John Patton Ford, que já havia dirigido “Emily, a Criminosa”, volta a se interessar por personagens pressionados por dinheiro, status e falta de acesso. Aqui, porém, o tom é mais satírico. A família Redfellow aparece como um clube fechado, onde parentes valem mais pelo lugar na sucessão do que por qualquer vínculo afetivo. Ed Harris interpreta Whitelaw Redfellow, o patriarca que concentra a autoridade do clã. Sua presença endurece o ambiente e lembra que a riqueza da família não nasceu de delicadeza, muito menos de bons sentimentos.

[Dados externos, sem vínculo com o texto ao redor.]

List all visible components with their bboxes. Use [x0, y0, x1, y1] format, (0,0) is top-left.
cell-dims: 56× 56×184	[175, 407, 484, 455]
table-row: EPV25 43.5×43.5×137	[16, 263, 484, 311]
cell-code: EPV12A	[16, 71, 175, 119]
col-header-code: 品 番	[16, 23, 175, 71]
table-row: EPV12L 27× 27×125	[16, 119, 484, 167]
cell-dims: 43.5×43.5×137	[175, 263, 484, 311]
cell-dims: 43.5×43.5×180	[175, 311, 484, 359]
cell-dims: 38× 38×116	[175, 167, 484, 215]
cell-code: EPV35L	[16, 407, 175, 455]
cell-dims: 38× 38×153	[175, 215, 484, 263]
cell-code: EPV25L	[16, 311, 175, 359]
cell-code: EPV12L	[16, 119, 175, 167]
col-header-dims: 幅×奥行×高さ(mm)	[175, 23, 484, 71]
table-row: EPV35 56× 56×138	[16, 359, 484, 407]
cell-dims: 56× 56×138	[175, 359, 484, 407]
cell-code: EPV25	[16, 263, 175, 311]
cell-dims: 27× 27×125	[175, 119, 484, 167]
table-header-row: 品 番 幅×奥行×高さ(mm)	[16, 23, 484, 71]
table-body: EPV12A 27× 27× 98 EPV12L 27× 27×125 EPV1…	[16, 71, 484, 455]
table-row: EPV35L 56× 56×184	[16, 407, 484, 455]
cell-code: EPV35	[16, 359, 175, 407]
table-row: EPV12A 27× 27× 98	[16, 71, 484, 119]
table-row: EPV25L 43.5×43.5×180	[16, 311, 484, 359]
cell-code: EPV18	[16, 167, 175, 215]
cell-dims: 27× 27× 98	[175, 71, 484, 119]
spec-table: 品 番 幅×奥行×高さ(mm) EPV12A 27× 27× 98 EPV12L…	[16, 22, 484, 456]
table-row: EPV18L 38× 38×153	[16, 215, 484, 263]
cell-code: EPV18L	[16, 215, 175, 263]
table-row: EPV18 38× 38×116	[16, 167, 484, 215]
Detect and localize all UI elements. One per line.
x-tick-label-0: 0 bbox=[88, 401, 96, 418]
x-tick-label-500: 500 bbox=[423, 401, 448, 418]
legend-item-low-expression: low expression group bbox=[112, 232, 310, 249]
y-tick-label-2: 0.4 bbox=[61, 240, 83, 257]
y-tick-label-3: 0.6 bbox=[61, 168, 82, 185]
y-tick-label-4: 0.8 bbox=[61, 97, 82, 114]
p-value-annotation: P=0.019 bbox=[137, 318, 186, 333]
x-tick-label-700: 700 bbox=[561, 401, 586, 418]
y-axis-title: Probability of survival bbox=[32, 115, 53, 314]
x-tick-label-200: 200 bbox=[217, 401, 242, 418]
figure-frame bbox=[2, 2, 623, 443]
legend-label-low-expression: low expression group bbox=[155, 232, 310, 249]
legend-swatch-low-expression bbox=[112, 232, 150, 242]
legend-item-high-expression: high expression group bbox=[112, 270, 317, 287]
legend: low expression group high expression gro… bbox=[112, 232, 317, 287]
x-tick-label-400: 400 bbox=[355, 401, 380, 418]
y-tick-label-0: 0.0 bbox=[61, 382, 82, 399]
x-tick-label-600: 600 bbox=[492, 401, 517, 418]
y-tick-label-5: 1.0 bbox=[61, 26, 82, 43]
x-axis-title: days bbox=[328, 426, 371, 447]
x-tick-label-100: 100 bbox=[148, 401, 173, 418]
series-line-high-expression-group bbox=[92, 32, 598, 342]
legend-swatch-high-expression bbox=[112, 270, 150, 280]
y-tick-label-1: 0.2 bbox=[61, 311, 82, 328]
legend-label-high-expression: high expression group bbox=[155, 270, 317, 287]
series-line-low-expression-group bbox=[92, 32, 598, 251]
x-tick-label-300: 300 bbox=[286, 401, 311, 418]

O suspense entra quando as mortes começam a chamar atenção do FBI. Os agentes Brad Matthews, vivido por Stevel Marc, e Megan Pinfield, interpretada por Phumi Tau, passam a observar Becket e suas coincidências familiares. O personagem tenta fingir distância da herança, mas a sequência de perdas entre os Redfellow começa a formar um desenho difícil de apagar. A graça social cede espaço à pressão da investigação, e cada conversa passa a carregar a possibilidade de prova. Becket queria o sobrenome completo, mas ganha também vigilância, suspeita e uma coleção de perguntas incômodas.
Elegância com sangue frio
Margaret Qualley faz de Julia Steinway uma figura decisiva para o desequilíbrio do protagonista. Ela conhece Becket desde a infância, sabe de sua ferida social e percebe quando ele começa a se mover com mais dinheiro e menos inocência. Julia não aparece apenas como lembrança romântica ou tentação elegante. Ela também tem interesses, dívidas, um casamento em ruína e uma capacidade afiada de usar informação a seu favor. Quando volta a procurar Becket, a relação entre os dois já não pertence ao passado. Pertence ao risco.
“Manual Prático da Vingança Lucrativa” funciona melhor quando deixa o enredo caminhar por ações concretas. Becket perde espaço no trabalho, descobre a brecha da herança, aproxima-se da família, aceita o emprego de Warren, envolve-se com Ruth e passa a ser observado por investigadores. Cada passo oferece alguma vantagem e cobra um preço novo. O filme nem sempre escapa de soluções convenientes, e algumas viradas pedem boa vontade do espectador. Ainda assim, mantém ritmo e charme suficientes para sustentar a mistura de crime, ironia e drama familiar.
Glen Powell interpreta Becket sem pedir absolvição para ele. O ator trabalha bem o sorriso de quem sabe vender uma imagem enquanto esconde outra mercadoria no estoque. Ao seu redor, Margaret Qualley, Jessica Henwick, Bill Camp e Ed Harris ajudam a dar diferentes pesos ao mesmo tema, que é a herança como promessa, ameaça e doença de família. No fim das contas, “Manual Prático da Vingança Lucrativa” acompanha um homem que queria entrar no mundo dos ricos e descobre que a porta abre, sim, mas quase sempre por dentro de uma sala perigosa.